From: Michael D'Errico (mike-list@pobox.com)
Date: Thu Jan 08 2009 - 12:47:21 CST
>> The short answer is that *everyone* benefits from having
>> a standard that promotes interoperability of text interchange
>> globally without data corruption.
>
> ... is this about _text_ interchange, and specially plain text?
The limitation of Unicode to plain text is actually just a policy.
The emoji may not be text, but they do communicate an idea. Unicode
should be about enabling communication, not just that communication
which happens to use fonts. (Note I'm not saying Unicode should be
used for all forms of communication, but text-ness should not be an
absolute requirement.)
Unicode is two orthogonal things: a technology for representing a
series of numbers (all the UTF's), and a partial mapping of number
to plain-text character.

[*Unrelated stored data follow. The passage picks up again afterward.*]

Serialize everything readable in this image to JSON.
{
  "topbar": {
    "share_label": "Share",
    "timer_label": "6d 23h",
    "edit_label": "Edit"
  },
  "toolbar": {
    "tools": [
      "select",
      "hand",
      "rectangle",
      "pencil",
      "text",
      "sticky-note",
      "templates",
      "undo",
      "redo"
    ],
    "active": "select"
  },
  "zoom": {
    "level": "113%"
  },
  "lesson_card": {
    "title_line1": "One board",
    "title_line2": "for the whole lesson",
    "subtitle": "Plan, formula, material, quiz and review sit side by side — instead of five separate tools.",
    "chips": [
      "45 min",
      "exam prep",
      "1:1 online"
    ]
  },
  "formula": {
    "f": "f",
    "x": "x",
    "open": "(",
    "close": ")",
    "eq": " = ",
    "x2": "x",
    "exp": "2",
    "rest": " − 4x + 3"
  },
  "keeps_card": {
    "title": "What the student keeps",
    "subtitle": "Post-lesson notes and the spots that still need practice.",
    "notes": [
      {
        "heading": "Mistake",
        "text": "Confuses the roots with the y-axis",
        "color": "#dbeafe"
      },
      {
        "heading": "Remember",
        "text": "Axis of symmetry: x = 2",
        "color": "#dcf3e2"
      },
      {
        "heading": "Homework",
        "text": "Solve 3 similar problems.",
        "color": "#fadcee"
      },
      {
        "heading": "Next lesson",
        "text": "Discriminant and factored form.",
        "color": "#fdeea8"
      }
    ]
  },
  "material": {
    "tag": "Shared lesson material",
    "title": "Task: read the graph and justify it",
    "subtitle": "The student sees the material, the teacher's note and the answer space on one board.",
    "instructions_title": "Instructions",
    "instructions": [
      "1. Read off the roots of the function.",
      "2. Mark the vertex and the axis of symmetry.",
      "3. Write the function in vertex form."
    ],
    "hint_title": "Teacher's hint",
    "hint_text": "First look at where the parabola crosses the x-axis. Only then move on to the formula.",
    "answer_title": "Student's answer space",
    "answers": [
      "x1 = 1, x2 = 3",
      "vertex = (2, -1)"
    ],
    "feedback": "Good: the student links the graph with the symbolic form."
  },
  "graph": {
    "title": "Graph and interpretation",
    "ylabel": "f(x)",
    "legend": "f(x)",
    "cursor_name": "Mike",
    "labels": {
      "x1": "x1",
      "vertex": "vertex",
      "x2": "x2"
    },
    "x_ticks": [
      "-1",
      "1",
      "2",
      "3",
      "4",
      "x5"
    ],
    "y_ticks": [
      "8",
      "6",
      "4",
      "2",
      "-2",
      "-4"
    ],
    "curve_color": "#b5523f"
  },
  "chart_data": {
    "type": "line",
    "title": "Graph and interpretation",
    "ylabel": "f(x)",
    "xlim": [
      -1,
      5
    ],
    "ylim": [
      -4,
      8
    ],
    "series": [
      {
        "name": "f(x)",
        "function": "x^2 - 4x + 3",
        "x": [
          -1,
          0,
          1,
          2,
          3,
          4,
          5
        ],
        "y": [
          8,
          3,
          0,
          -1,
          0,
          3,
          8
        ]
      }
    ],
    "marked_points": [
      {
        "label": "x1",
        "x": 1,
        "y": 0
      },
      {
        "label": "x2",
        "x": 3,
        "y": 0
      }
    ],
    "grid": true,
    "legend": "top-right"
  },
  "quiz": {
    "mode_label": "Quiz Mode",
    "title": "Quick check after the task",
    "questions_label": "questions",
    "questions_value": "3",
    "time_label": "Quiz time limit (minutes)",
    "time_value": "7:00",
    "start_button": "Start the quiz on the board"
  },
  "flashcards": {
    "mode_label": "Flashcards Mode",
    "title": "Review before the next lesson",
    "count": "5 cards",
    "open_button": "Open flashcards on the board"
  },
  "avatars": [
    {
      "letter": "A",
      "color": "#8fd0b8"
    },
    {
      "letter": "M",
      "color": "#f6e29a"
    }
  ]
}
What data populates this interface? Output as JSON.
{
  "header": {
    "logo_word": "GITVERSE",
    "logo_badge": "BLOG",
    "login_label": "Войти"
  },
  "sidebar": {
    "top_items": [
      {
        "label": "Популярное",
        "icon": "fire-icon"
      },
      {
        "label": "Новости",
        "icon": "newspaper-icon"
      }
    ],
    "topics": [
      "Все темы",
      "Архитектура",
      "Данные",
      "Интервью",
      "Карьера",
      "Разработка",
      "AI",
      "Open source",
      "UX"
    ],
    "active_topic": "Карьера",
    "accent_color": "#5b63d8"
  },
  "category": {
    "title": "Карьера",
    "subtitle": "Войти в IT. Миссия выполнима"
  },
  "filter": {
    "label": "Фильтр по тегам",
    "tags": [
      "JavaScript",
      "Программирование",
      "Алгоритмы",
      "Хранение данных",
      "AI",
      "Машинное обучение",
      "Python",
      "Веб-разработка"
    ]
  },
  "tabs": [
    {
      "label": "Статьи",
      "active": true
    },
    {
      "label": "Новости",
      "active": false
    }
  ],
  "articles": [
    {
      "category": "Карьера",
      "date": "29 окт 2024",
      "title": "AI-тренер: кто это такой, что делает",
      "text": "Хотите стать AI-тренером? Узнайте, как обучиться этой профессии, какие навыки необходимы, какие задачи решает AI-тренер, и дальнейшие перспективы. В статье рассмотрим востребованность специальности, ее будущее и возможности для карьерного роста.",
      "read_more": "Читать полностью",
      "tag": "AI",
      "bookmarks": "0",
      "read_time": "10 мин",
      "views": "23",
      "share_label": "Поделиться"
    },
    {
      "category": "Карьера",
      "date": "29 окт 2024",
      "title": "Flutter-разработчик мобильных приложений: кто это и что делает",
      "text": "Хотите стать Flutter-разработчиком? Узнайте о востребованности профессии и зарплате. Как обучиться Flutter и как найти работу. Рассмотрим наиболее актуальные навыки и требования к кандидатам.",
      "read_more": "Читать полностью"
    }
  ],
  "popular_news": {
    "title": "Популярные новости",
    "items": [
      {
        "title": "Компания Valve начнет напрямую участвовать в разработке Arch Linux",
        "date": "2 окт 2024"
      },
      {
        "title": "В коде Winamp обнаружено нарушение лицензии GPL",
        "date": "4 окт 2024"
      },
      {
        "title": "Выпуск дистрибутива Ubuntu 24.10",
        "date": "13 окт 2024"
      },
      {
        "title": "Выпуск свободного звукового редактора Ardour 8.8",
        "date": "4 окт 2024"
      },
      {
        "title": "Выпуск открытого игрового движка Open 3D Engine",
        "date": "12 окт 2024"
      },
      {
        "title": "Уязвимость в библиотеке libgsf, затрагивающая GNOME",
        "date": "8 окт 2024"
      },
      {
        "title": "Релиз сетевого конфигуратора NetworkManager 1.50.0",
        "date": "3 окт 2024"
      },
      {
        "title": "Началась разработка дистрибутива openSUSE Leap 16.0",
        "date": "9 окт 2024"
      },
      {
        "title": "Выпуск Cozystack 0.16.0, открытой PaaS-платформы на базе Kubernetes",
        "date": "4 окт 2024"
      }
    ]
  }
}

The fact that all assigned numbers so far
are plain-text characters is the result of the original design goal
for Unicode, which as you know was to create a universal character
set to subsume all others.
The private use areas in Unicode present a problem in that there is
absolutely no limitation placed on what those numbers can represent
in an application. If, as in the case of the emoji, these numbers
(code points) start leaking out of an application, the UTC is faced
with either saying, "not my problem" or with encoding them. The
long-standing policy of only encoding plain text characters is at
odds with the fact that the PUA does not need to be used strictly
for plain text. It has been entertaining to see the calisthenics
required to justify the emoji as plain text.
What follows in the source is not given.